Unveiling a common mechanism of apoptosis in β-cells and neurons in Friedreich's ataxia

Abstract

Friedreich's ataxia (FRDA) is a neurodegenerative disorder associated with cardiomyopathy and diabetes. Effective therapies for FRDA are an urgent unmet need; there are currently no options to prevent or treat this orphan disease. FRDA is caused by reduced expression of the mitochondrial protein frataxin. We have previously demonstrated that pancreatic β-cell dysfunction and death cause diabetes in FRDA. This is secondary to mitochondrial dysfunction and apoptosis but the underlying molecular mechanisms are not known. Here we show that β-cell demise in frataxin deficiency is the consequence of oxidative stress-mediated activation of the intrinsic pathway of apoptosis.

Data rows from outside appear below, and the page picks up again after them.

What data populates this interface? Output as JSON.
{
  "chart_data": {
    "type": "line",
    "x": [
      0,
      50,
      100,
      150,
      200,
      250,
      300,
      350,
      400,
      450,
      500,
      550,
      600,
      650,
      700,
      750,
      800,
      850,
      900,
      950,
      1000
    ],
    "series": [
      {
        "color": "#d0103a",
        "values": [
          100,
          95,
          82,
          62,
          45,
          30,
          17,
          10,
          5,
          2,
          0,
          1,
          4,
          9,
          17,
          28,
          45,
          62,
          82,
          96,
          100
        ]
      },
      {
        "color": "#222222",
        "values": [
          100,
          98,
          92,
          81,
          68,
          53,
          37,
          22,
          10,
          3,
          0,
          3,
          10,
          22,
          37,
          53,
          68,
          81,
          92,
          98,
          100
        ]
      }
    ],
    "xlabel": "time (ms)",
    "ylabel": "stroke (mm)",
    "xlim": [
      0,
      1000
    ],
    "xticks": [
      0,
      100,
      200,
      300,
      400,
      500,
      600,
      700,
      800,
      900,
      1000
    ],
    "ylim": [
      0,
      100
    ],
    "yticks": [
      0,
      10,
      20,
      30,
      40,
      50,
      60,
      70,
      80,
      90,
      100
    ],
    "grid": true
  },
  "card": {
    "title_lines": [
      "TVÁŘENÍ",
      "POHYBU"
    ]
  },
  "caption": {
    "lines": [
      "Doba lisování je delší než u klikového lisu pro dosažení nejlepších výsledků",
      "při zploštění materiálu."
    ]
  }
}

The pro-apoptotic Bcl-2 family members Bad, DP5 and Bim are the key mediators of frataxin deficiency-induced β-cell death. Importantly, the intrinsic pathway of apoptosis is also activated in FRDA patients' induced pluripotent stem cell-derived neurons. Interestingly, cAMP induction normalizes mitochondrial oxidative status and fully prevents activation of the intrinsic pathway of apoptosis in frataxin-deficient β-cells and neurons. This preclinical study suggests that incretin analogs hold potential to prevent/delay both diabetes and neurodegeneration in FRDA.